Entscheidungsstichwort (Thema)
Gesamtschau von Indizien bei gestelltem Unfall
Verfahrensgang
AG Hannover (Urteil vom 17.10.2003; Aktenzeichen 538 C 17977/02) |
Tenor
Auf die Berufung der Beklagten wird das am 17.10.2003 verkündete Urteil des AG Hannover - Abt. 538 - abgeändert:
Die Klage wird abgewiesen.
Der Kläger trägt die Kosten des Rechtsstreits einschl. derjenigen der Streithilfe.

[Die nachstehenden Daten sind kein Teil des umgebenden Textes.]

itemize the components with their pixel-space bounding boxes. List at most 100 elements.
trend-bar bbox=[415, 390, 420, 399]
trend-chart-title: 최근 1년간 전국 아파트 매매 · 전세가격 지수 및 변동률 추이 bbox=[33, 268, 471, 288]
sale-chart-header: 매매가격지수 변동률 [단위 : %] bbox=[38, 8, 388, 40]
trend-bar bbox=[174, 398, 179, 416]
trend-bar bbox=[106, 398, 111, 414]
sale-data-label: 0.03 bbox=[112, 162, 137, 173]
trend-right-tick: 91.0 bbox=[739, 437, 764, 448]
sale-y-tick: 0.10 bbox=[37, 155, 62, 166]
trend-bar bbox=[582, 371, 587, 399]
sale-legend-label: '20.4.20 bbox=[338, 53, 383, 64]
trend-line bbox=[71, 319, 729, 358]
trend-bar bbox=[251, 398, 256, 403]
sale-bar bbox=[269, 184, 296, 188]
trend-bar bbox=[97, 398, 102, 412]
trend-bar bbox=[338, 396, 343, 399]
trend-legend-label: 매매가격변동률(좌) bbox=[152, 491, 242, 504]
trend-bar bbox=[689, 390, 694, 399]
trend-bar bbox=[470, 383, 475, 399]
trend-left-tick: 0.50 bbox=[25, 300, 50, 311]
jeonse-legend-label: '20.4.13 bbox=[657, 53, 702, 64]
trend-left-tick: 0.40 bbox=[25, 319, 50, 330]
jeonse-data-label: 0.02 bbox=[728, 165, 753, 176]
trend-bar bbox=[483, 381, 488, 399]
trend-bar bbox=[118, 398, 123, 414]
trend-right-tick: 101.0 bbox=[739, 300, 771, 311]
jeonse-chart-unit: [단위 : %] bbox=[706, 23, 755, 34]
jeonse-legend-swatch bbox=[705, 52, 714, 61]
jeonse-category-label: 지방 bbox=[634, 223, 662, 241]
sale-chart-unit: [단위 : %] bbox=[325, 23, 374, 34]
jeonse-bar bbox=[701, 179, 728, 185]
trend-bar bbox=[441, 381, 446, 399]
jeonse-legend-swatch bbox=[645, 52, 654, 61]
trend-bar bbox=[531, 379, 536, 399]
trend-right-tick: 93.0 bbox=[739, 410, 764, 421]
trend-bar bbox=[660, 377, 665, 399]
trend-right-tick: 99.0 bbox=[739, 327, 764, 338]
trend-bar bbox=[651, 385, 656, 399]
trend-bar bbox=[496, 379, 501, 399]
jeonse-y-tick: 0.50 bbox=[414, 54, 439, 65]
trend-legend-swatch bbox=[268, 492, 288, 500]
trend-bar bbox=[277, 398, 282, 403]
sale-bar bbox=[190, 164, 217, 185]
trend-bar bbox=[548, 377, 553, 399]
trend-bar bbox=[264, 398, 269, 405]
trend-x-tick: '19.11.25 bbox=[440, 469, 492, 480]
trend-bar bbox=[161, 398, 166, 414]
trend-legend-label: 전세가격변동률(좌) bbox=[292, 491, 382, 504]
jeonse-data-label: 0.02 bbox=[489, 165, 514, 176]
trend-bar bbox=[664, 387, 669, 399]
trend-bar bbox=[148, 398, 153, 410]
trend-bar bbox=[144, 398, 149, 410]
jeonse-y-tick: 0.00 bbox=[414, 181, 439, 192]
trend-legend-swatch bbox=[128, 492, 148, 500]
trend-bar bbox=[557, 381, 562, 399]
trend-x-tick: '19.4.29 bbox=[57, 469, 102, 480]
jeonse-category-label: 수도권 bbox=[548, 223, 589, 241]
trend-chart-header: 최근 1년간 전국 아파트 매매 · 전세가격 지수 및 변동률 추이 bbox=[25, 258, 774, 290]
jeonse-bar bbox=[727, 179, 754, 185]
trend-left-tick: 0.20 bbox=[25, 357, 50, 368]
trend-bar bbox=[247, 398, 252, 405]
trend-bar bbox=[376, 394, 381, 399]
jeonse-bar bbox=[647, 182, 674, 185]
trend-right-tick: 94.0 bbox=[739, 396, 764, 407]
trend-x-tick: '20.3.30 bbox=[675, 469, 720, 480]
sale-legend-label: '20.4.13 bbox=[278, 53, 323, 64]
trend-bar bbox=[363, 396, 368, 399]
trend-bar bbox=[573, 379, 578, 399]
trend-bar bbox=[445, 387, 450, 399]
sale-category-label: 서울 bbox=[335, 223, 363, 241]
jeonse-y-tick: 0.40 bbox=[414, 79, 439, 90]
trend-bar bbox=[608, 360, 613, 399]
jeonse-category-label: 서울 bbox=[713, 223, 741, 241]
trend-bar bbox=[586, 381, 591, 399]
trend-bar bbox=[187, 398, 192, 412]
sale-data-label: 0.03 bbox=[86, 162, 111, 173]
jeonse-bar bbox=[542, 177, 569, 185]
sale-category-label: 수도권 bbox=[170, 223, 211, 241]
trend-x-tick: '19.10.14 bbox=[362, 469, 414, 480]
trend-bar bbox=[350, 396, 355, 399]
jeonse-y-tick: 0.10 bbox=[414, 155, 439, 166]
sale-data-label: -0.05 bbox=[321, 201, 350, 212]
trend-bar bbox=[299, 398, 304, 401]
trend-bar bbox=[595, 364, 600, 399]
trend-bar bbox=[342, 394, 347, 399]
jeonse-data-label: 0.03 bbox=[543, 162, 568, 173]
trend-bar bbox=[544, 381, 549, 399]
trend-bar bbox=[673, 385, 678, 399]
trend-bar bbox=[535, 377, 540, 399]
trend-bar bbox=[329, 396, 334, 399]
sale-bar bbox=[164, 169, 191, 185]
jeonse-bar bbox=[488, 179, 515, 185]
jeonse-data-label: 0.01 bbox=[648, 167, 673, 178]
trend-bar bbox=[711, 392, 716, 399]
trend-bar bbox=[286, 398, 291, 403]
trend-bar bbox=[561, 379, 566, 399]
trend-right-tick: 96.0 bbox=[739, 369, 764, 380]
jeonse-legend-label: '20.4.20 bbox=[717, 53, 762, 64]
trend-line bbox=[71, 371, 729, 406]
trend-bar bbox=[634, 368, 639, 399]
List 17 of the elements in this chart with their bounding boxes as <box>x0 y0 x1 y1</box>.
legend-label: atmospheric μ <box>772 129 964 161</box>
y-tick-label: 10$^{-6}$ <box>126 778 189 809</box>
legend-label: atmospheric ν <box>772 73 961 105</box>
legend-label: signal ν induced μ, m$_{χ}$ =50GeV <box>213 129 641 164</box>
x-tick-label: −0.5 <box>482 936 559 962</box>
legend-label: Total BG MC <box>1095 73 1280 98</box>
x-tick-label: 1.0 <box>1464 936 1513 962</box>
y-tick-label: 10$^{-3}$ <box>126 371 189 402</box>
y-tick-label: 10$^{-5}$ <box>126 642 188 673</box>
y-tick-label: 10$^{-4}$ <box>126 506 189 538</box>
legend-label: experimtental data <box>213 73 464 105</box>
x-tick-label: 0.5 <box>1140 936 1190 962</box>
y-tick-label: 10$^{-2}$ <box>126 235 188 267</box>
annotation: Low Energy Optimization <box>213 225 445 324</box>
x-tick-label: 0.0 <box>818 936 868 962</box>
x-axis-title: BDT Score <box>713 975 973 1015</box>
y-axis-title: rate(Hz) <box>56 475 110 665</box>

Das Urteil ist vorläufig vollstreckbar.
Wert der Beschwer: 4.168,56 Euro.
Die Revision wird nicht zugelassen.
Gründe
Die zulässige Berufung der Beklagten hat Erfolg und führt zur Abweisung der Klage.
Dem Kläger steht aus dem behaupteten Verkehrsunfall in der T.-Straße in H. vom 7.10.2002 kein Schadensersatzanspruch gem. §§ 823 BGB, 7, 18 StVG, 3 PflVG ggü. den Beklagten zu. Im Gegensatz zur Auffassung des AG spricht der Anscheinsbeweis für einen gestellten Unfall. Die hierfür erforderlichen Voraussetzungen sind nach ständiger Rechtsprechung dann gegeben, wenn die vorliegenden Indizien in ihrer Gesamtschau nach der Lebenserfahrung den Schluss rechtfertigen, dass der Unfall auf einer Verabredung beruht und der Geschädigte mit der Herbeiführung des Schadens an seinem Fahrzeug einverstanden war (vgl. zuletzt OLG Celle, Urt. v. 15.1.2004 - 14 U 144/03, OLGReport Celle 2004, 175 [177] m.w.N. der Rspr.).
So liegt der Fall hier. Die Unfallkonstellation ist für einen manipulierten Unfall typisch. Auch wenn der Beklagte zu 2) angegeben hat, dass er mit seinem Fahrzeug gegen die linke Seite des ordnungsgemäß geparkten Pkw Audi A 8 des Klägers infolge eines Ausweichmanövers geraten sei, weil ihm ein Pkw entgegen gekommen sei, so ändert dies doch nichts an seiner Verantwortlichkeit für die Unfallfolgen, während eine Mithaftung des Klägers von vornherein ausschied.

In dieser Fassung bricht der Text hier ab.